This protein packed Vegan Cobb Salad is just as flavorful and hearty as the original. It’s loaded with authentic Cobb Salad ingredients like bacon, eggs, chicken, and cheese – yet is totally vegan and healthy. You won’t be able to get enough of this healthy vegan salad!
Authentic Vegan Cobb Salad
This Vegan Cobb Salad is about as authentic as you can get forgoing animal products and keeping the recipe simple and easy.
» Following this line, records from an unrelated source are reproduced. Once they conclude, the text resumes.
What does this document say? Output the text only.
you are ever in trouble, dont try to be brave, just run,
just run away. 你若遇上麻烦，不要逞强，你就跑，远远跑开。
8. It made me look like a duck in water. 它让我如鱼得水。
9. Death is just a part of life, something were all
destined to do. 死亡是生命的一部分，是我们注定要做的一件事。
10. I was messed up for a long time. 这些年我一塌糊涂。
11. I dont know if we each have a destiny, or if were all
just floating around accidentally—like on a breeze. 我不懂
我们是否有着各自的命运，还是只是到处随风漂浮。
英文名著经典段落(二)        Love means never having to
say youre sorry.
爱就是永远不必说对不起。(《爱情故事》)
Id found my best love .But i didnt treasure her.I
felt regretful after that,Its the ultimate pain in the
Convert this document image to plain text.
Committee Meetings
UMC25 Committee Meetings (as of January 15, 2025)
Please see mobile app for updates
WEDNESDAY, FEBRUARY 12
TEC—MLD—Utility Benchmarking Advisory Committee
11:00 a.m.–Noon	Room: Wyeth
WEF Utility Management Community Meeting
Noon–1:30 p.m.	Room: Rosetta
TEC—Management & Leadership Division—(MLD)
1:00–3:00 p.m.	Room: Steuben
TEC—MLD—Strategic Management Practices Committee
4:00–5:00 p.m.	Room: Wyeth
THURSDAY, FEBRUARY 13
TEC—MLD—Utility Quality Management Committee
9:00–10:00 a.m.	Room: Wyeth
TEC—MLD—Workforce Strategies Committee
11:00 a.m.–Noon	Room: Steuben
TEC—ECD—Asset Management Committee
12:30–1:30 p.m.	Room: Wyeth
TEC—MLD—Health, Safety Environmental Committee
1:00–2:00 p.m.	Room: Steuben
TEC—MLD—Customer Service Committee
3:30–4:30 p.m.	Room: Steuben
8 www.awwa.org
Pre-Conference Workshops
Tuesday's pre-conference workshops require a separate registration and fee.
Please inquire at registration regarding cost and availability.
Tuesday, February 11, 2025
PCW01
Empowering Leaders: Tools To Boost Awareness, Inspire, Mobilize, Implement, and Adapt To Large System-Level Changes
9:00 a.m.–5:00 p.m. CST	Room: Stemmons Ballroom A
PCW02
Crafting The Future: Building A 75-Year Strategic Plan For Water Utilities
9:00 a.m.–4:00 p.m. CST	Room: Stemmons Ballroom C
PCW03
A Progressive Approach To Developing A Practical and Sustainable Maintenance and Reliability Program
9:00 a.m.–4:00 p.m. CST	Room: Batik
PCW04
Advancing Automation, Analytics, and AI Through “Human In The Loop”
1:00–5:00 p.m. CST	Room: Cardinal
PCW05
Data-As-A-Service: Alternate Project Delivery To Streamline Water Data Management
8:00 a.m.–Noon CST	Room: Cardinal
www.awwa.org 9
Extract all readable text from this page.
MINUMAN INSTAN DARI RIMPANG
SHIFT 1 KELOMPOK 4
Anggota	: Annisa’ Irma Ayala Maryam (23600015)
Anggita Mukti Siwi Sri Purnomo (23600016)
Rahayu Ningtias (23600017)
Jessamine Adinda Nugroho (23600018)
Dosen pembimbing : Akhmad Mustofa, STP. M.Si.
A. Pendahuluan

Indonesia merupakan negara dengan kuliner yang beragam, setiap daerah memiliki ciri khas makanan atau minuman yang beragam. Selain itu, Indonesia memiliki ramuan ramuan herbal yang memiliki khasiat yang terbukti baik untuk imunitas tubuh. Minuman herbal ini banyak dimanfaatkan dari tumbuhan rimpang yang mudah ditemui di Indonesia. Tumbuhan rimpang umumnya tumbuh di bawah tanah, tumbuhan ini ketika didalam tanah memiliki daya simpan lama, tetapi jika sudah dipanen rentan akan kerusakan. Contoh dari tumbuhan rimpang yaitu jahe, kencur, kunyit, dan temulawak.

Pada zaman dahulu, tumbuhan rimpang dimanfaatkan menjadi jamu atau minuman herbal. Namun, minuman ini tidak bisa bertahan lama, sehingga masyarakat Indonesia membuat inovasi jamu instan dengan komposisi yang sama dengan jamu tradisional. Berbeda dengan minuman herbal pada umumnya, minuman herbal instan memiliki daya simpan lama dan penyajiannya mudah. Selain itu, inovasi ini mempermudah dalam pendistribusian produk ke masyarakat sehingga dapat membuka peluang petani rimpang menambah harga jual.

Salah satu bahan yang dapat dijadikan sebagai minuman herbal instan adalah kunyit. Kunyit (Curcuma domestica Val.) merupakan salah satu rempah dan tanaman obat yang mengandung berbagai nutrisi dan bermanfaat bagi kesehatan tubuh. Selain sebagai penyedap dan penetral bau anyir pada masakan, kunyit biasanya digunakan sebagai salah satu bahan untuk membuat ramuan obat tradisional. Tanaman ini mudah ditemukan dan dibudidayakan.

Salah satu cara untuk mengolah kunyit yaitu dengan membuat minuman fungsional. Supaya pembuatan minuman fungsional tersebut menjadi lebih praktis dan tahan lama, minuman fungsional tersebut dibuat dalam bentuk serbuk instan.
Here are all the delicious ingredients:
- Cherry Tomatoes
- Red Onion
- High Protein Tofu Eggs
- Tempeh Bacon
- Vegan Chick’n
- Vegan Ranch Dressing
Perfect Salad for Beginners
While this salad looks like it has a lot going on, the prep work is actually very simple. You’ll need:
Whether you’re a pro chef or a beginner, this salad is a breeze for all levels. If you are just cooking for 1, I still recommend cooking the full portion and storing the salad in a jar so you can eat it throughout the week. Toss everything minus the dressing to avoid it getting soggy.
If you’re looking for high protein vegan meals, look no further than this Vegan Cobb Salad. The protein comes from the high protein tofu, tempeh, and vegan chick’n. Most vegan meat alternatives are sketchy and contain harmful ingredients, though the vegan chick’n from Abbot’s Butcher is super clean and made from pea protein. High protein tofu is made by compressing the tofu to remove the excess water. Unlike regular tofu, high protein tofu does not need to be pressed at all. Tempeh is fermented soybeans which is both a great source of protein and is very gut healthy.
Vegan Cobb Salad
- 1 large head Romaine
- 1 container Abbot's Butcher Chick'n
- 1 Avocado, diced
- 1/2 Red Onion, diced
- 1/2 block High Protein Tofu
- Avocado Oil
- 2 tsp Turmeric
- 1 tsp Kala Namak (black salt)
- 1.5 cups Cherry Tomatoes
- 1/2 block Tempeh
- 1 tbsp Tamari
- 1/2 Lemon, juice from
- Vegan Ranch Dressing
- Salt & Pepper
- Prep all your veggies – chop your lettuce, dice your avocado and red onion, and halve your cherry tomatoes.
- Next start prep the tempeh bacon by slicing the tempeh into cubes and tossing in tamari. Place in the air fryer until crispy, about 10 minutes at 400 degrees.
- While the tempeh is in the air fryer, crumble your high protein tofu and toss with turmeric, kala namak, and a splash of avocado oil. Pan fry until golden.
- The Abbot's Chick'n can be made in the air fryer or on the stovetop. If you're looking for a chewier consistency, pan fry until golden brown. If you're looking for crunch, air fry for about 8-10 minutes at 400 degrees.
- Assemble three bowls (or one large if you're saving for later). If you're going to eat the salad immediately toss in any vegan ranch dressing and enjoy with salt and pepper.